XGenBoost AR

class synthyverse.generators.xgenboost_generator.XGB_AR_Generator(target_column, conditioning='inference', xgboost_params={'device': 'cpu', 'early_stopping_rounds': 20, 'max_bin': 256, 'max_depth': 3, 'n_estimators': 30}, use_early_stopping=False, temperature=1.0, discretization='quantile', per_bin_sampling='eqf', cat_merge_type='clustering', cat_merge_n_infrequent=5, visit_order_method='naive', visit_order_mode='ascending', random_state=0, n_jobs_xgb=1, n_jobs=-1, H=5, route_method='routing', start_method='bootstrap', **kwargs)[source]

Bases: XGenBoost

XGenBoost autoregressive generator.

Trains a hierarchical autoregressive model where conditionals are learned by XGBoost classifiers.

Parameters:
  • target_column (str) – Name of the target column.

  • conditioning (str) – Conditioning mode. Options: “generation”, “inference”. Default: “inference”.

  • xgboost_params (dict) – Parameters passed to each underlying XGBoost model. Default: {“n_estimators”: 30, “max_depth”: 3, “max_bin”: 256, “early_stopping_rounds”: 20, “device”: “cpu”}.

  • use_early_stopping (bool) – Whether to use validation-based early stopping when validation data is provided. Default: False.

  • temperature (float) – Sampling temperature for posterior sampling. Default: 1.0.

  • discretization (str) – Numerical discretization strategy. Default: “quantile”.

  • per_bin_sampling (str) – Sampling method within numerical bins. Default: “eqf”.

  • cat_merge_type (str) – Strategy for merging infrequent categories. Default: “clustering”.

  • cat_merge_n_infrequent (int) – Number of infrequent category clusters to merge into. Default: 5.

  • visit_order_method (str) – Feature visit-order method. Default: “naive”.

  • visit_order_mode (str) – Visit-order direction. Options: “ascending”, “descending”. Default: “ascending”.

  • random_state (int) – Random seed for reproducibility. Default: 0.

  • n_jobs_xgb (int) – Number of threads used per XGBoost model.
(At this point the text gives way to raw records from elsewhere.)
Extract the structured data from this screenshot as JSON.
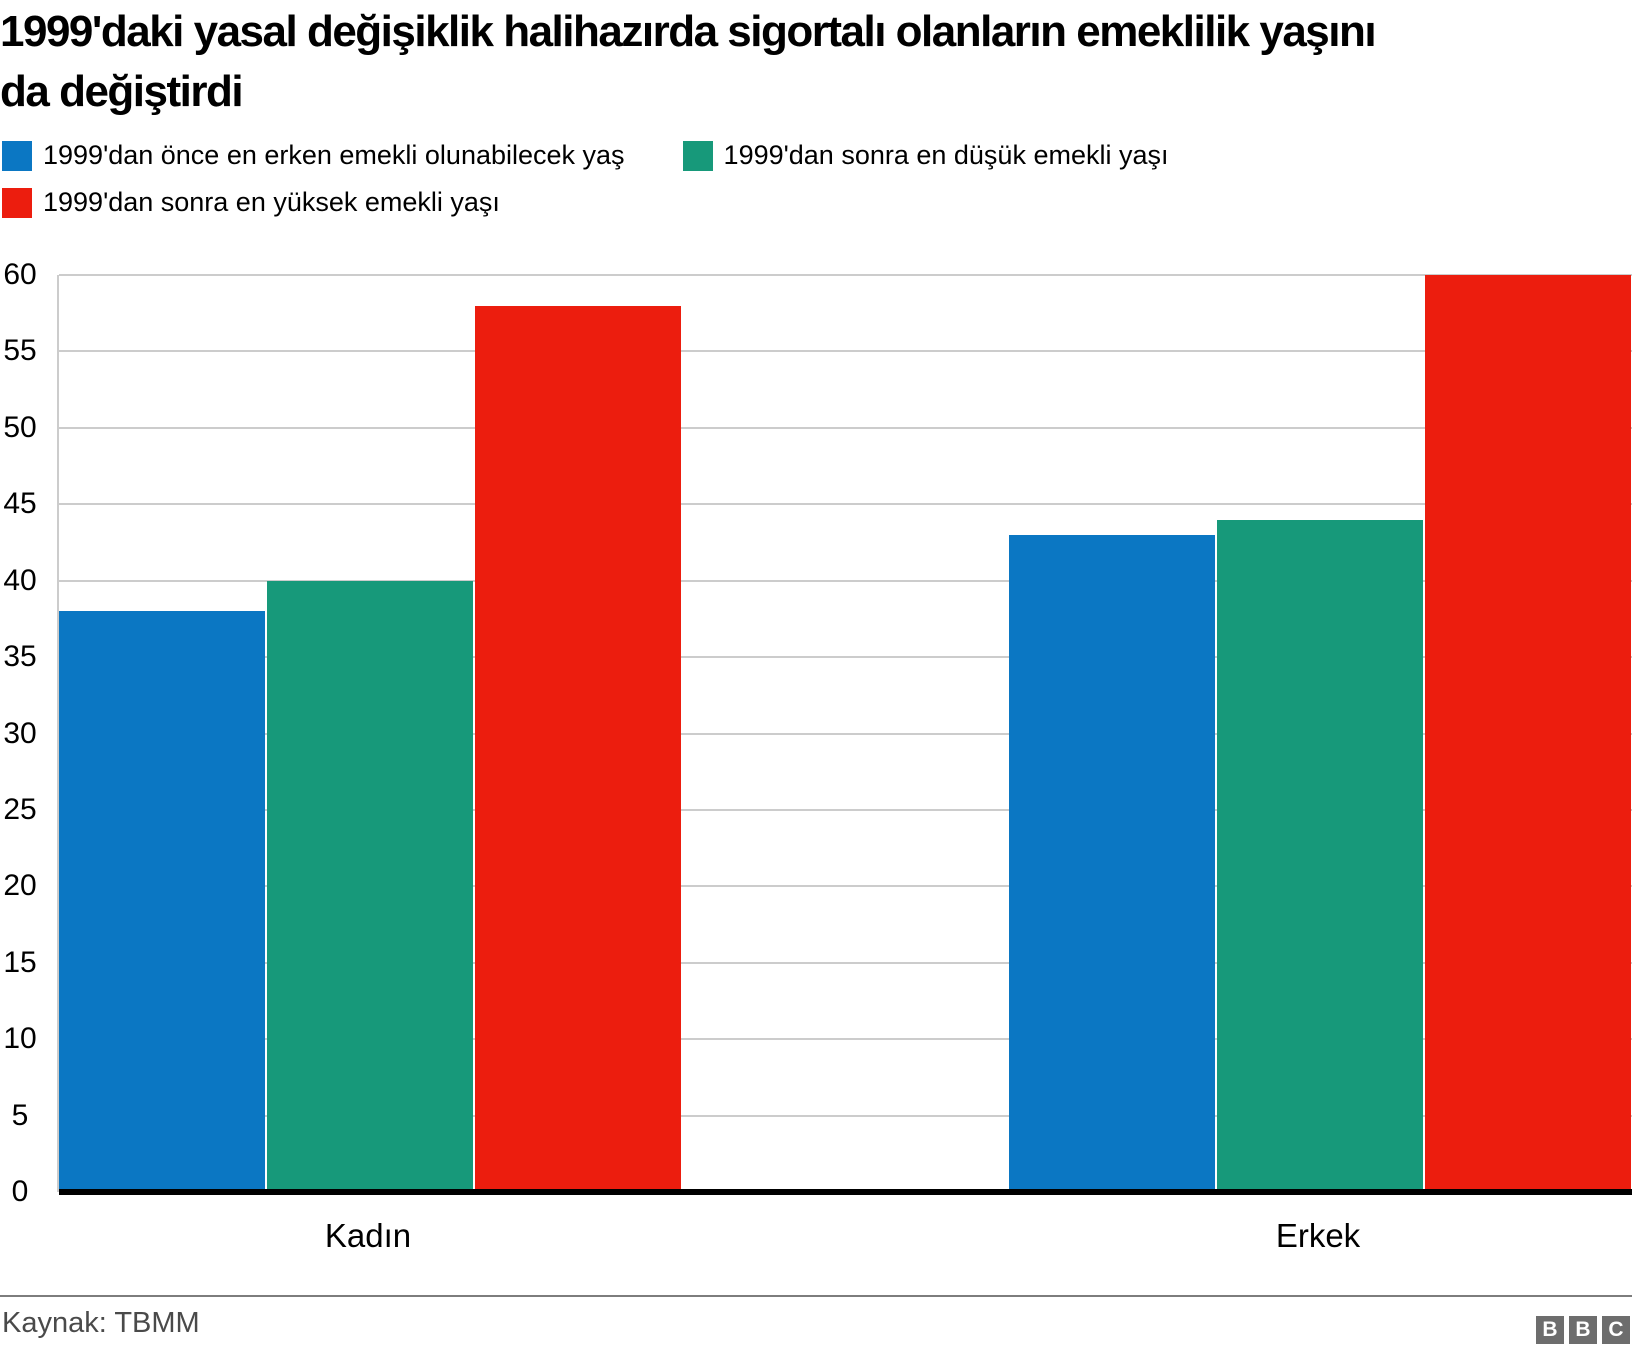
{
  "title": "1999'daki yasal değişiklik halihazırda sigortalı olanların emeklilik yaşını\nda değiştirdi",
  "chart_data": {
    "type": "bar",
    "title": "1999'daki yasal değişiklik halihazırda sigortalı olanların emeklilik yaşını da değiştirdi",
    "categories": [
      "Kadın",
      "Erkek"
    ],
    "series": [
      {
        "name": "1999'dan önce en erken emekli olunabilecek yaş",
        "color": "#0b77c3",
        "values": [
          38,
          43
        ]
      },
      {
        "name": "1999'dan sonra en düşük emekli yaşı",
        "color": "#17997a",
        "values": [
          40,
          44
        ]
      },
      {
        "name": "1999'dan sonra en yüksek emekli yaşı",
        "color": "#ec1d0e",
        "values": [
          58,
          60
        ]
      }
    ],
    "xlabel": "",
    "ylabel": "",
    "ylim": [
      0,
      60
    ],
    "yticks": [
      0,
      5,
      10,
      15,
      20,
      25,
      30,
      35,
      40,
      45,
      50,
      55,
      60
    ],
    "grid": true,
    "legend_position": "top-left"
  },
  "footer": {
    "source": "Kaynak: TBMM",
    "logo_letters": [
      "B",
      "B",
      "C"
    ]
  },
  "colors": {
    "grid": "#cccccc",
    "axis": "#000000",
    "separator": "#7d7d7d",
    "logo_bg": "#6d6d6d",
    "source_text": "#4a4a4a"
  }
}
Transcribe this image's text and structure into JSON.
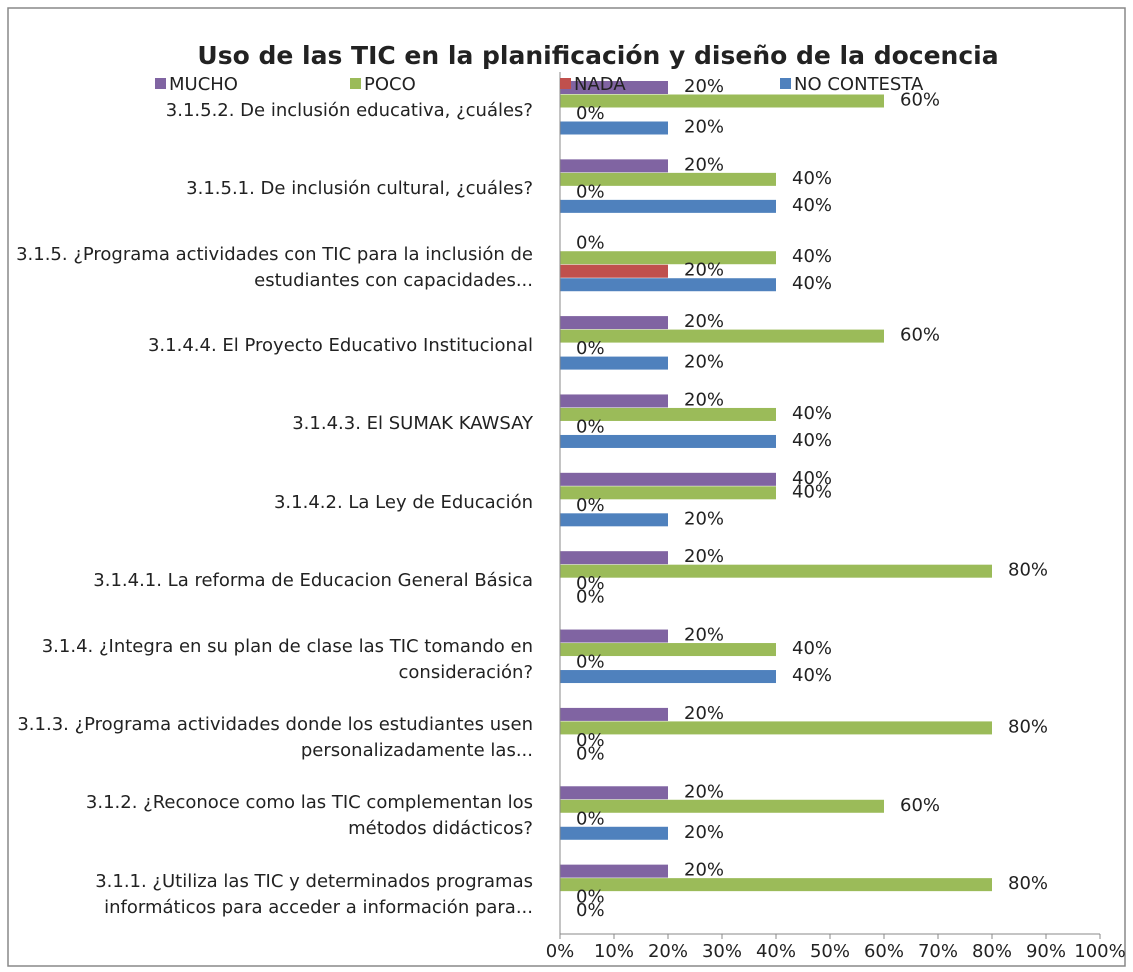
{
  "chart_data": {
    "type": "bar",
    "orientation": "horizontal",
    "title": "Uso de las TIC en la planificación y diseño de la docencia",
    "categories": [
      "3.1.5.2. De inclusión educativa, ¿cuáles?",
      "3.1.5.1. De inclusión cultural, ¿cuáles?",
      "3.1.5. ¿Programa actividades con TIC para la inclusión de estudiantes con capacidades...",
      "3.1.4.4. El Proyecto Educativo Institucional",
      "3.1.4.3. El SUMAK KAWSAY",
      "3.1.4.2. La Ley de Educación",
      "3.1.4.1. La reforma de Educacion General Básica",
      "3.1.4. ¿Integra en su plan de clase las TIC tomando en consideración?",
      "3.1.3. ¿Programa actividades donde los estudiantes usen personalizadamente las...",
      "3.1.2. ¿Reconoce como las TIC complementan los métodos didácticos?",
      "3.1.1. ¿Utiliza las TIC y determinados programas informáticos para acceder a información para..."
    ],
    "series": [
      {
        "name": "MUCHO",
        "color": "#8064a2",
        "values": [
          20,
          20,
          0,
          20,
          20,
          40,
          20,
          20,
          20,
          20,
          20
        ],
        "value_labels": [
          "20%",
          "20%",
          "0%",
          "20%",
          "20%",
          "40%",
          "20%",
          "20%",
          "20%",
          "20%",
          "20%"
        ]
      },
      {
        "name": "POCO",
        "color": "#9bbb59",
        "values": [
          60,
          40,
          40,
          60,
          40,
          40,
          80,
          40,
          80,
          60,
          80
        ],
        "value_labels": [
          "60%",
          "40%",
          "40%",
          "60%",
          "40%",
          "40%",
          "80%",
          "40%",
          "80%",
          "60%",
          "80%"
        ]
      },
      {
        "name": "NADA",
        "color": "#c0504d",
        "values": [
          0,
          0,
          20,
          0,
          0,
          0,
          0,
          0,
          0,
          0,
          0
        ],
        "value_labels": [
          "0%",
          "0%",
          "20%",
          "0%",
          "0%",
          "0%",
          "0%",
          "0%",
          "0%",
          "0%",
          "0%"
        ]
      },
      {
        "name": "NO CONTESTA",
        "color": "#4f81bd",
        "values": [
          20,
          40,
          40,
          20,
          40,
          20,
          0,
          40,
          0,
          20,
          0
        ],
        "value_labels": [
          "20%",
          "40%",
          "40%",
          "20%",
          "40%",
          "20%",
          "0%",
          "40%",
          "0%",
          "20%",
          "0%"
        ]
      }
    ],
    "xlim": [
      0,
      100
    ],
    "xticks": [
      {
        "value": 0,
        "label": "0%"
      },
      {
        "value": 10,
        "label": "10%"
      },
      {
        "value": 20,
        "label": "20%"
      },
      {
        "value": 30,
        "label": "30%"
      },
      {
        "value": 40,
        "label": "40%"
      },
      {
        "value": 50,
        "label": "50%"
      },
      {
        "value": 60,
        "label": "60%"
      },
      {
        "value": 70,
        "label": "70%"
      },
      {
        "value": 80,
        "label": "80%"
      },
      {
        "value": 90,
        "label": "90%"
      },
      {
        "value": 100,
        "label": "100%"
      }
    ],
    "grid": false,
    "legend": "top"
  }
}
Default: 1.

  • n_jobs (int) – Number of parallel jobs used to train/sample across tasks. Default: -1.

  • H (int) – Meta-tree height for numerical features. The number of bins is 2**H. Default: 5.

  • route_method (str) – Numerical routing method. Options: “propagate”, “routing”. Default: “routing”.

  • start_method (str) – Initialization method for the first feature. Options: “bootstrap”, “eqf”. Default: “bootstrap”.

  • **kwargs – Additional arguments passed to TabularBaseGenerator.

Example

>>> import pandas as pd
>>> from synthyverse.generators import XGB_AR_Generator
>>>
>>> # Load data
>>> X = pd.read_csv("data.csv")
>>> discrete_features = ["target", "category_col"]
>>>
>>> # Create generator (requires target column)
>>> generator = XGB_AR_Generator(
...     target_column="target",
...     H=5,
...     random_state=42
... )
>>>
>>> # Fit and generate
>>> generator.fit(X, discrete_features)
>>> X_syn = generator.generate(1000)